With some notable exceptions, scientists are not generally habitual rabble-rousers, at least not in their capacity as an Official Representative Unit of Science. In my experience, many of them have deep political convictions, and are not shy about sharing them, but going out on the street en masse as scientists (rather than as ordinary citizens) is not a common sight — I can’t remember the last time scientists took to the streets to protest policy. So when a couple thousand of scientists in lab coats and funeral wear converge on Parliament protesting the Death of Evidence, something is going on.
The Death of Evidence protest was organized by some scientists (mainly grad students, I believe) at the University of Ottawa, and was timed to coincide was a very large evolutionary biology and ecology conference in Ottawa to attract more marchers from across the nation. The list of policies that the protest was targeting is long and broad:
The Harper government has embarked on a systematic program to impede and divert the flow of scientific information to Canadians through two major strategies. The first involves the gutting of programs and institutions whose principal mandate is the collection of scientific evidence. Examples of this include:
- Cutting the mandatory long-form national census.
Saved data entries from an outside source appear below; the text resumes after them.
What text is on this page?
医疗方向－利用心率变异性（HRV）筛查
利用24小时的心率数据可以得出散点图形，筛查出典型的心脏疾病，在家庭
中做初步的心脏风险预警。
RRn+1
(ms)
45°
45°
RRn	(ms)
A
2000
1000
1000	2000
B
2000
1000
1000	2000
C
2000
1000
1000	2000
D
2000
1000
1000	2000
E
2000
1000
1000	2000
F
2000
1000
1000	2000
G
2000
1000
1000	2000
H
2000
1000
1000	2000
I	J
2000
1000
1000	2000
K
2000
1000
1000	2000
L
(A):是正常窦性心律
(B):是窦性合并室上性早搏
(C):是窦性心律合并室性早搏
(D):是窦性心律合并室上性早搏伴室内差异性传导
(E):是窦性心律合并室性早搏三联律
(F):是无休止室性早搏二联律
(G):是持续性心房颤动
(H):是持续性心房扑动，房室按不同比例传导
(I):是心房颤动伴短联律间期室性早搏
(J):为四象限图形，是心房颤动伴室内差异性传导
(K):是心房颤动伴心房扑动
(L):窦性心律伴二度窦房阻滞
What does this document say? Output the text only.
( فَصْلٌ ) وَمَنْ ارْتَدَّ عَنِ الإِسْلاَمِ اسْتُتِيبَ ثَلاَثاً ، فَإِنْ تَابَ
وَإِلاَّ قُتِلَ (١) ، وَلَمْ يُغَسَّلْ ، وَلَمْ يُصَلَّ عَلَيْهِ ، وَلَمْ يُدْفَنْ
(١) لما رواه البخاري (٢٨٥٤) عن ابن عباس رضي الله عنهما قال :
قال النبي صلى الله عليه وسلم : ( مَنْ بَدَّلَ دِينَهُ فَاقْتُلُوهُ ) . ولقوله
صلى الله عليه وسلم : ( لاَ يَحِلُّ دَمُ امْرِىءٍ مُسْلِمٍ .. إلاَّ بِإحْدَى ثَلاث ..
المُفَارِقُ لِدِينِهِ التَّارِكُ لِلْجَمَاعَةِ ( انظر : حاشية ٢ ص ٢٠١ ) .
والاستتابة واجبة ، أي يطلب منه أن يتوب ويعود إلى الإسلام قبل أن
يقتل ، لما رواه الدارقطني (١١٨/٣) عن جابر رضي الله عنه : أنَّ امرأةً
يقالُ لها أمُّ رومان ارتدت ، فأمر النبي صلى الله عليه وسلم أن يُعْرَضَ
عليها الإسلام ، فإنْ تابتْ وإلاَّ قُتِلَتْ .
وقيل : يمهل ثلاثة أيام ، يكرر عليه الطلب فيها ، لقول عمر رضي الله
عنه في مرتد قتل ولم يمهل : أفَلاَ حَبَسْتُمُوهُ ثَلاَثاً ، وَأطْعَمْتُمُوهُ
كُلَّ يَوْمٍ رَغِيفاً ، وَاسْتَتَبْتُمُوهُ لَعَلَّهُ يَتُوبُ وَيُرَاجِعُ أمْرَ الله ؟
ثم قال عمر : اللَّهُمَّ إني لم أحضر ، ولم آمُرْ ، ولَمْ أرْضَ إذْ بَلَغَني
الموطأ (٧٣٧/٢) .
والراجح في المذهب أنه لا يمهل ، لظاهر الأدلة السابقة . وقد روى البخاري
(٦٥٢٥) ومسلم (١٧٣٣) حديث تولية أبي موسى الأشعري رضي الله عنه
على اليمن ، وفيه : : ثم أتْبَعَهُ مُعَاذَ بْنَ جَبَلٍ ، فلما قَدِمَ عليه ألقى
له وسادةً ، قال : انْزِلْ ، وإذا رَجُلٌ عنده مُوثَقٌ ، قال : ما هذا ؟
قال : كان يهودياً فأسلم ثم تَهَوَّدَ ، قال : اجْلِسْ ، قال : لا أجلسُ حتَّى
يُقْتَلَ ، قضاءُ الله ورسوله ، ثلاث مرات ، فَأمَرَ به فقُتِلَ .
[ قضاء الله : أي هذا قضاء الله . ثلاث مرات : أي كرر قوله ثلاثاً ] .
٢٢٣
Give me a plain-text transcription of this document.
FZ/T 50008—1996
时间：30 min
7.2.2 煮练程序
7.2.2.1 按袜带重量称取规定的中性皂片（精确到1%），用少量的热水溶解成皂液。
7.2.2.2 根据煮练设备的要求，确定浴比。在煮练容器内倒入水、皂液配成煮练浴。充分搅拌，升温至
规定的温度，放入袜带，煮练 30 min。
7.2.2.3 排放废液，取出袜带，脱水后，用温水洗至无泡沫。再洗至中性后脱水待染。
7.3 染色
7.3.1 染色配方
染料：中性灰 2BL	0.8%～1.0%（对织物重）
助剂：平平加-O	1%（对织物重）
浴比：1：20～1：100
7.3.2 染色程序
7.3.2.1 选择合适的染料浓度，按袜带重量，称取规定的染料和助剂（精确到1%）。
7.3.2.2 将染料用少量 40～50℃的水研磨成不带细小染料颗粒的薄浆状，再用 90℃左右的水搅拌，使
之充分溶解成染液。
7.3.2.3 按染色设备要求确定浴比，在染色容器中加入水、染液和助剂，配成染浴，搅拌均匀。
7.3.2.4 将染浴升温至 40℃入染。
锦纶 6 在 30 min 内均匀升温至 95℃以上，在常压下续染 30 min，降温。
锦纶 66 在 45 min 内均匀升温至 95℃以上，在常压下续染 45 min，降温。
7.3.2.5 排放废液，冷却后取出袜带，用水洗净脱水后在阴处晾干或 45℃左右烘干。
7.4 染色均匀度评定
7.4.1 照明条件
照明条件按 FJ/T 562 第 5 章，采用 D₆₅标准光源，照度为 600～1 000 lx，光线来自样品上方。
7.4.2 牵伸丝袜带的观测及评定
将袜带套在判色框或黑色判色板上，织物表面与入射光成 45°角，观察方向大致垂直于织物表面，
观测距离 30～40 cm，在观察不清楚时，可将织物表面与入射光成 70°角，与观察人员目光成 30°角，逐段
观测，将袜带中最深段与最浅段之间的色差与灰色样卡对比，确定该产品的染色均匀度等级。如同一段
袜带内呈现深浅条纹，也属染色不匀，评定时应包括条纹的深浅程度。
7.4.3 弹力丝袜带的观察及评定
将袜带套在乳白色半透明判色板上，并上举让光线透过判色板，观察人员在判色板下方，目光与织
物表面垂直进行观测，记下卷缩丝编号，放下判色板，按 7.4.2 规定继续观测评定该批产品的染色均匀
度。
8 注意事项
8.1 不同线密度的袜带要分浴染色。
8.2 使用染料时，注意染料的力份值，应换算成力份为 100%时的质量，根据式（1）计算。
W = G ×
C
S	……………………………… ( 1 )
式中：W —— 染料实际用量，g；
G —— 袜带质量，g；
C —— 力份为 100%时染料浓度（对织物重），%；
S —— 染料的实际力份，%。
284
- Major budget reductions to research programs at Environment Canada, Fisheries and Oceans Canada, Library and Archives Canada, the National Research Council Canada, Statistics Canada, and the Natural Sciences and Engineering Research Council of Canada.
- Decisions to close major natural and social science research institutions such as the world-renowned Experimental Lakes Area, the National Council of Welfare and the First Nations Statistical Institute.
- Closing of The Polar Environment Atmospheric Research Laboratory (PEARL) in Eureka, Nunavut
Mr. Harper’s second strategy is perhaps less overt, but even more insidious: to impede the bringing forward of scientific evidence into the public debate. Examples:
- Not renewing the The National Science Advisor in 2008.
- Dozens of instances of censoring of, impeded access to, and coercion of government scientists, a practice which Minister of Environment Peter Kent has justified as merely in keeping with “established practice”.
- Shutting down the National Round Table on Environment and Economy (NRTEE), an arm’s length advisory body providing independent advice on environmental protection and economic development, because the government didn’t like its advice.
This is beyond death by a thousand papercuts: this is more like death by hundreds of axe wounds. I’m not saying that every federally-funded science initiative needs to be funded in perpetuity without any evidence (there’s that word again!) that it’s viable and productive research. I am saying that when multiple scientifically flourishing initiatives are having their funding unceremoniously ended, with no credible evidence presented to back up that decision, things start to fail the sniff test.